So I was reading an interview with a top-selling author today. I’m a fiend for author interviews, perspectives and fetishes, because I keep hoping to stumble across a secret to writing a successful book that goes beyond “actually sitting down and typing the story out of your head.” I’d love to hear someone offer a magic concoction that would pull all my words and nuances from the corners of my brain without making me sit at my desk. Sitting at my desk distracts me, especially now that there’s Twitter. (Author’s Note: I kid you not. Twitter is like crack for people looking to get distracted. I actually abandon my work to read what all my Twitners are having for lunch. And it enthralls me.)
Anyway, back to the published author. In this interview she tells us all that she can write a complete novel in TEN BUSINESS DAYS. For real.
Now, I’ve never read any of her books.
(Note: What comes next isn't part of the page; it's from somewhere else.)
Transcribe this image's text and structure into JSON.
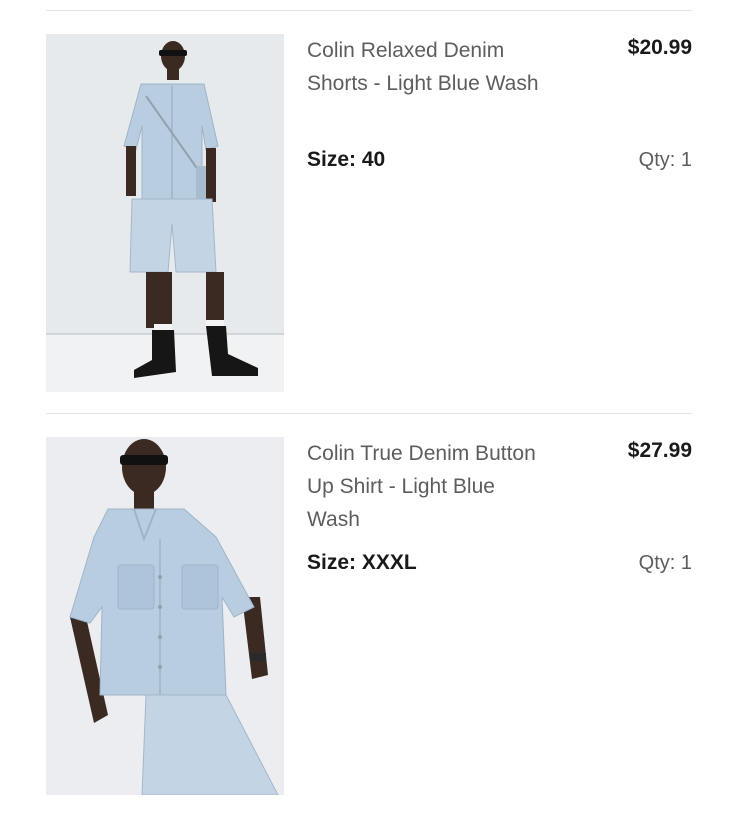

I may have to get one from the library, though, just so I can see what a ten-day written wonder looks like. I’m betting she doesn’t rewrite each of her chapters twelve times. She probably doesn’t spend a lot of time sketching out the houses where her characters live or drawing timelines with their family trees. Or reading about the history of Welsh pharmacology. That’s all the stuff I do for my various unfinished books.
Ten days. Wow.




Trollope used to do that. Of course, it shows (IMO).
I’m betting her books are all basically the same with different names for the characters.
Most anything can be done quickly if you’re following a formula.
Ten days… is that AFTER three years of research or actually stream-of-thought, crank-it-out production?
Is there a genre written in 140 character paragraphs? *grin*
Oh that’s nothing…VC Andrews can write books from beyond the grave!
Oh that’s nothing…VC Andrews can write books from beyond the grave!
J.R.R. Tolkien has that gift too. He needed it. It took him 89 years to complete Children of Hurin. Only 34 of those years were spent working while being dead. Works out to about a page every 100 days.